Shortly afterwards he left the UK to pursue his ambition of joining NASA. This required him to become a US citizen and complete the agency’s lengthy application process involving interviews, physical and mental tests as well as a written essay, which he undertook three times before finally being accepted in 1987.

“I had many low moments along the way, but I believe if you have a setback you don’t just give up,” he said.

“It was five more years before I made my first flight in 1992; I was thirty-five years old and my daughter had just been born. It was an amazing experience. I had all my family there with me in Florida on that bright sunny day in March.

“We launched with a force of 3G, the equivalent of three people sitting on your chest – I’d had the training so I knew what to expect, and after about eight minutes your hands fly up, as there’s no gravity anymore once you’re in orbit.

“I went across to the window as it was my job to take a picture. I couldn’t see any stars as it was all just black – and then I saw the earth. That was a really big moment.

“Then, we were over Canada; it only takes ten minutes from Florida to reach Greenland and I saw this big crater, about 50km across. I had no idea the first thing I’d recognise would be that!

“The higher we got the more ball-like the earth looked, and we started to go into darkness. We were experiencing a sunrise every ninety minutes. The further east we went it was getting towards sunset. It just goes all black as the sun sets behind you, and then the stars, which look white from earth, make all these wonderful rainbow colours.

“At night the earth looks very black, it’s only really the cities you can see. The deserts are all brown and there’s green near the coastlines.

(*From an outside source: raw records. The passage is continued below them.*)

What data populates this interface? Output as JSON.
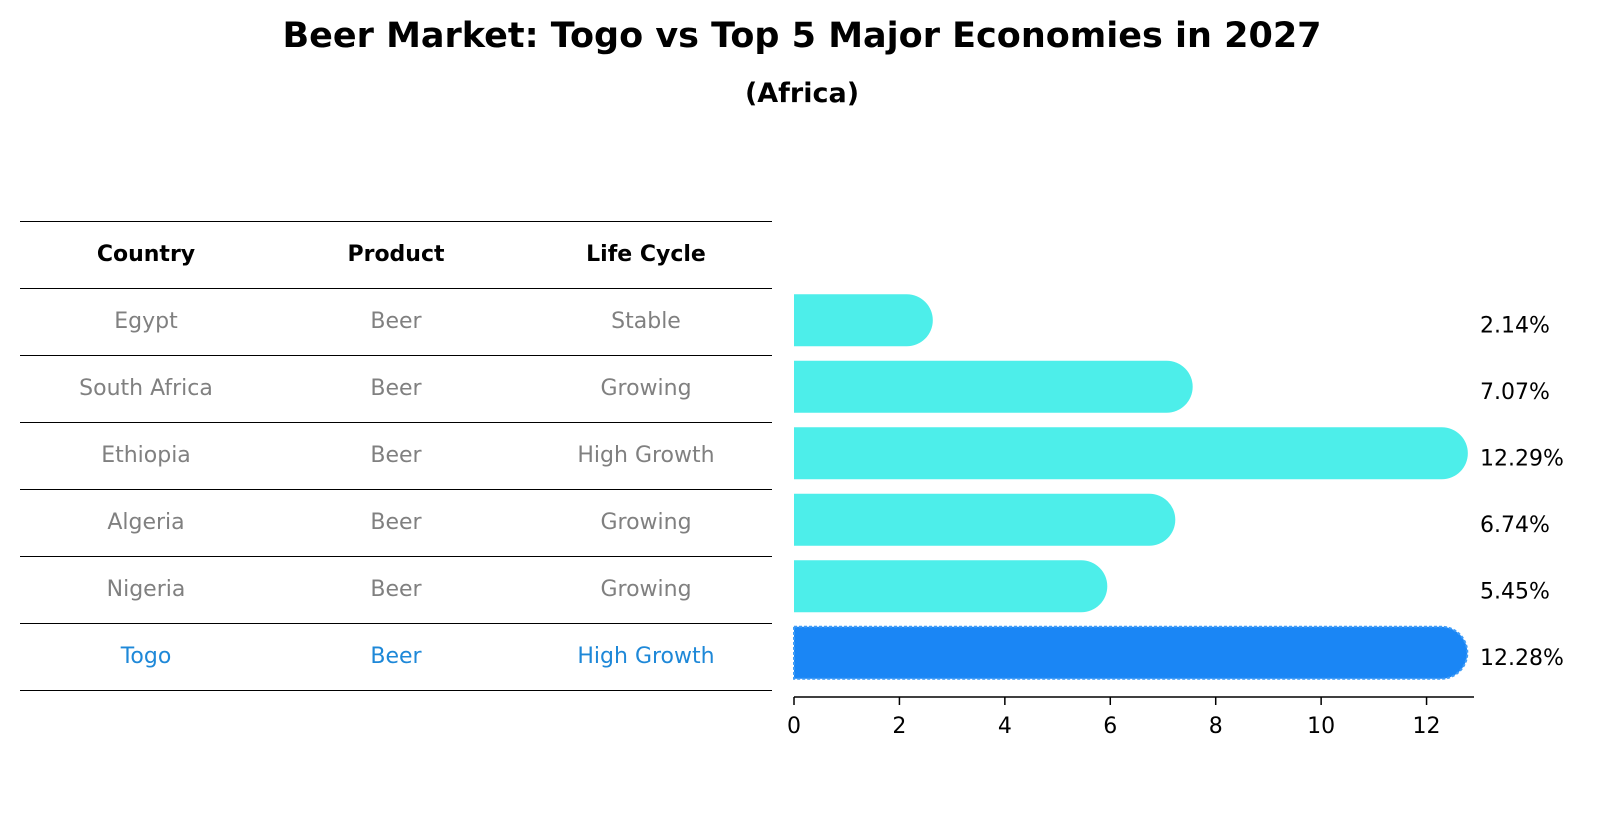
{
  "header": {
    "title": "Beer Market: Togo vs Top 5 Major Economies in 2027",
    "subtitle": "(Africa)"
  },
  "table": {
    "columns": [
      "Country",
      "Product",
      "Life Cycle"
    ],
    "rows": [
      {
        "country": "Egypt",
        "product": "Beer",
        "life_cycle": "Stable"
      },
      {
        "country": "South Africa",
        "product": "Beer",
        "life_cycle": "Growing"
      },
      {
        "country": "Ethiopia",
        "product": "Beer",
        "life_cycle": "High Growth"
      },
      {
        "country": "Algeria",
        "product": "Beer",
        "life_cycle": "Growing"
      },
      {
        "country": "Nigeria",
        "product": "Beer",
        "life_cycle": "Growing"
      },
      {
        "country": "Togo",
        "product": "Beer",
        "life_cycle": "High Growth"
      }
    ]
  },
  "chart_data": {
    "type": "bar",
    "orientation": "horizontal",
    "categories": [
      "Egypt",
      "South Africa",
      "Ethiopia",
      "Algeria",
      "Nigeria",
      "Togo"
    ],
    "values": [
      2.14,
      7.07,
      12.29,
      6.74,
      5.45,
      12.28
    ],
    "value_labels": [
      "2.14%",
      "7.07%",
      "12.29%",
      "6.74%",
      "5.45%",
      "12.28%"
    ],
    "highlight": "Togo",
    "xlim": [
      0,
      12.9
    ],
    "xticks": [
      0,
      2,
      4,
      6,
      8,
      10,
      12
    ],
    "xlabel": "",
    "ylabel": "",
    "grid": false,
    "colors": {
      "bar": "#4deeea",
      "highlight": "#1a86f5",
      "highlight_text": "#1e88d8",
      "muted_text": "#808080"
    }
  }
}
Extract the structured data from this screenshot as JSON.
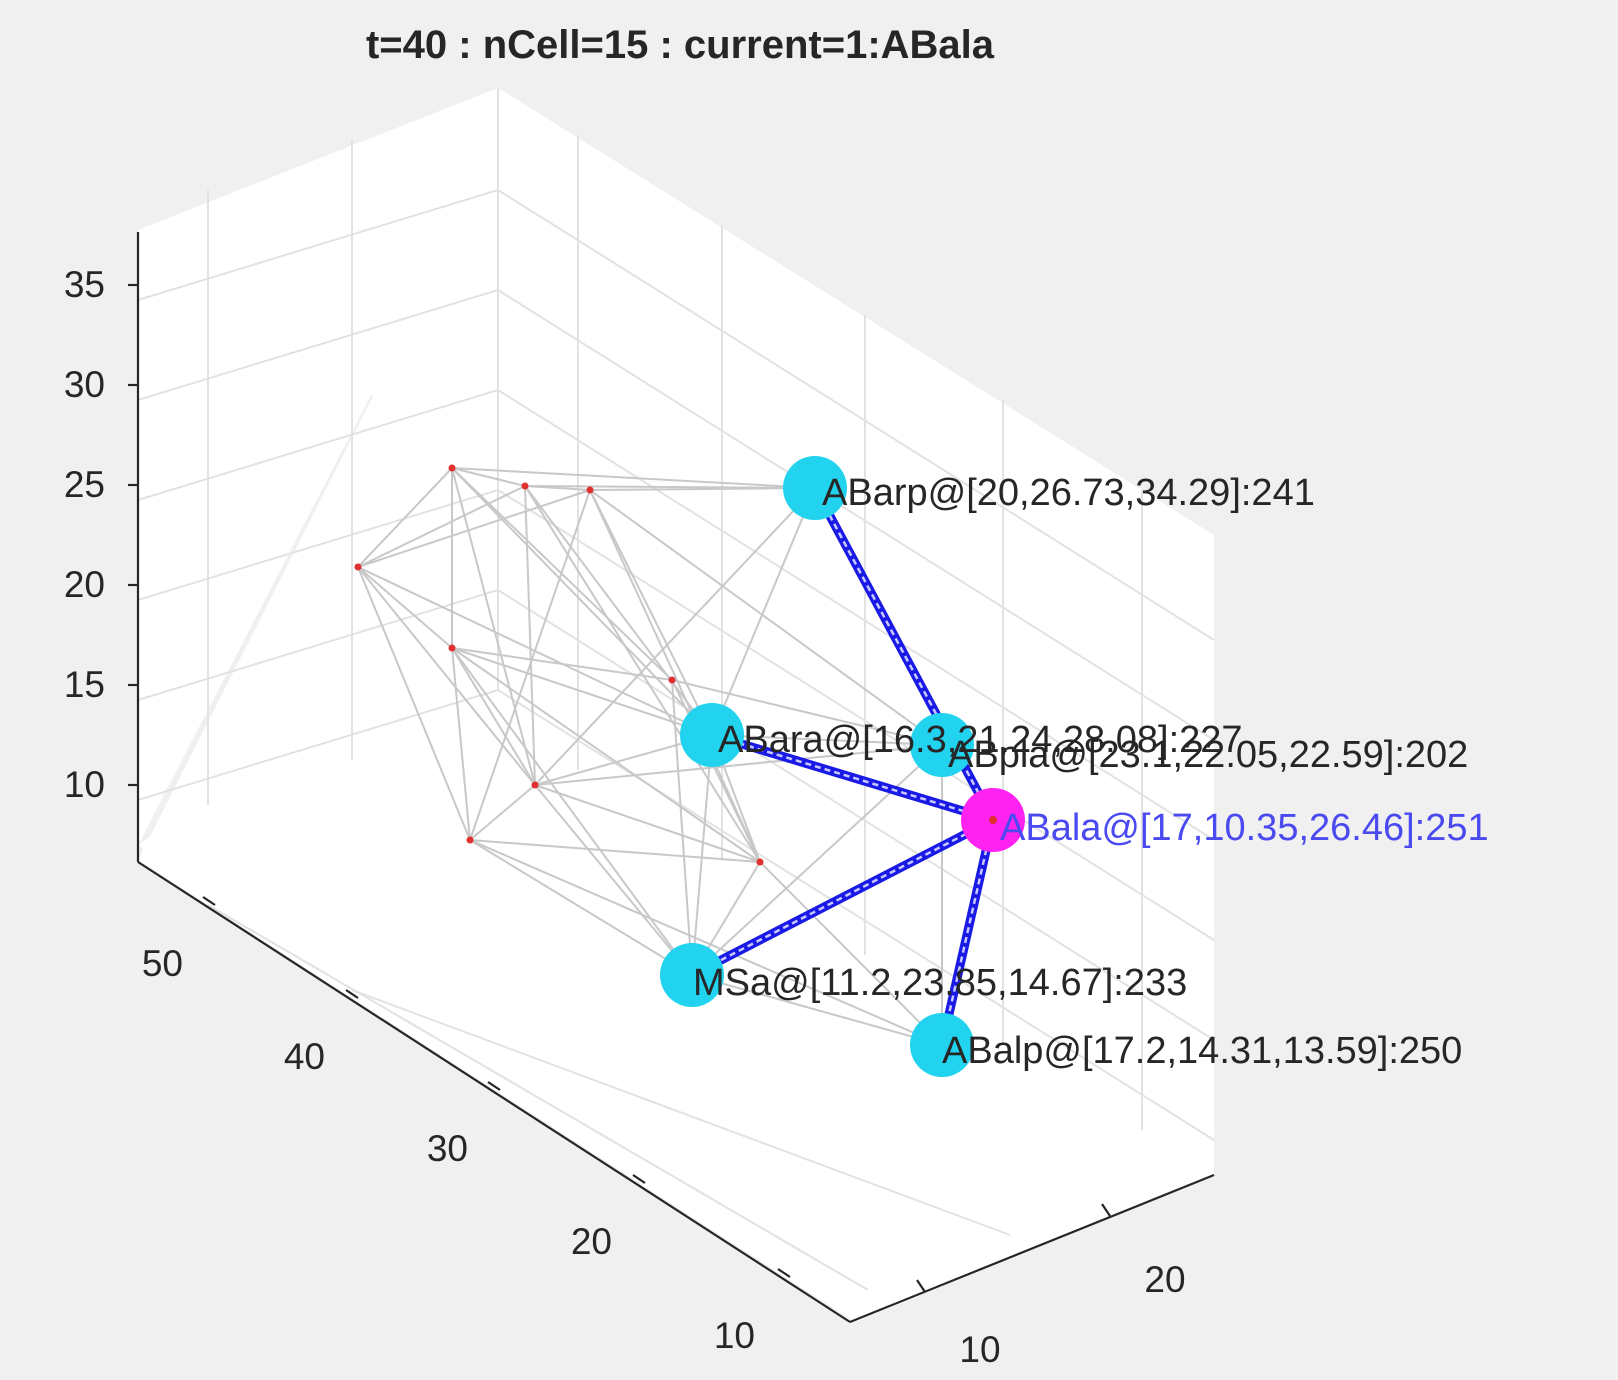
{
  "chart_data": {
    "type": "scatter3d",
    "title": "t=40 : nCell=15 : current=1:ABala",
    "zticks": [
      "10",
      "15",
      "20",
      "25",
      "30",
      "35"
    ],
    "xticks": [
      "10",
      "20",
      "30",
      "40",
      "50"
    ],
    "yticks": [
      "10",
      "20"
    ],
    "grid": true,
    "colors": {
      "node": "#22d3f0",
      "current_node": "#ff22f0",
      "edge_highlight": "#1a1ae6",
      "edge_background": "#c8c8c8",
      "cell_marker": "#e03030",
      "current_label": "#4a4af0"
    },
    "labeled_nodes": [
      {
        "label": "ABarp@[20,26.73,34.29]:241",
        "current": false
      },
      {
        "label": "ABara@[16.3,21.24,28.08]:227",
        "current": false
      },
      {
        "label": "ABpla@[23.1,22.05,22.59]:202",
        "current": false
      },
      {
        "label": "ABala@[17,10.35,26.46]:251",
        "current": true
      },
      {
        "label": "MSa@[11.2,23.85,14.67]:233",
        "current": false
      },
      {
        "label": "ABalp@[17.2,14.31,13.59]:250",
        "current": false
      }
    ],
    "unlabeled_cell_count": 9
  }
}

It certainly gives you a different perspective on human deprivation – where people live and how much money they have got.”

Dr Foale’s first flight was a ten-day mission aboard Atlantis – the first shuttle flight devoted to the environment. The seven-strong crew conducted tests of the earth’s atmosphere, and in particular the ozone layer.

Further flights followed every couple of years, including a rather eventful tour on Russia’s Mir space platform in 1997, which has been immortalised in the book Waystation to the Stars, by his father Colin.

“A cargo ship was being tested to see if it could be flown without radar and it crashed into the space station – obviously it couldn’t be done!” Dr Foale recalled.

“The crash caused a large leak, and almost resulted in us abandoning it, but we did stay.

“We had to secure the leak, and cut off the section that had a hole in it, while the crash had destroyed one third of the whole of the electrical power supply.

“It was a very difficult time for the space station, and it made it really hard for the remaining three months.”

As well as living on Mir, Dr Foale also spent time servicing the Hubble telescope – NASA’s space telescope – and stays on the ISS, a habitable artificial satellite in low Earth orbit.

After six voyages, the veteran astronaut decided the time was right to retire and concentrate on other projects, including his own company Foale Aerospace.

“It was all down to a combination of factors, but the time felt right and I also had my own idea regarding electric flight,” he explained.

“Our dependence on hydrocarbon fuels isn’t sustainable – the time has come for us to be getting our energy from the environment, so we’re trying to build an electric plane.

“I’m actively working on a couple of projects to advance this – we’re starting with a small aircraft with a couple of seats and building up to an air carrier transport plane.”

Nevertheless, Dr Foale has not ruled out a return to orbit, should the commercial flight industry take off.

“Going into space is dangerous, there’s no doubt about it. But for me it’s all about seeing what else is out there and exploring the unknown.

“It’s a big universe; you can’t get much closer, or be more aware of it than when in space.”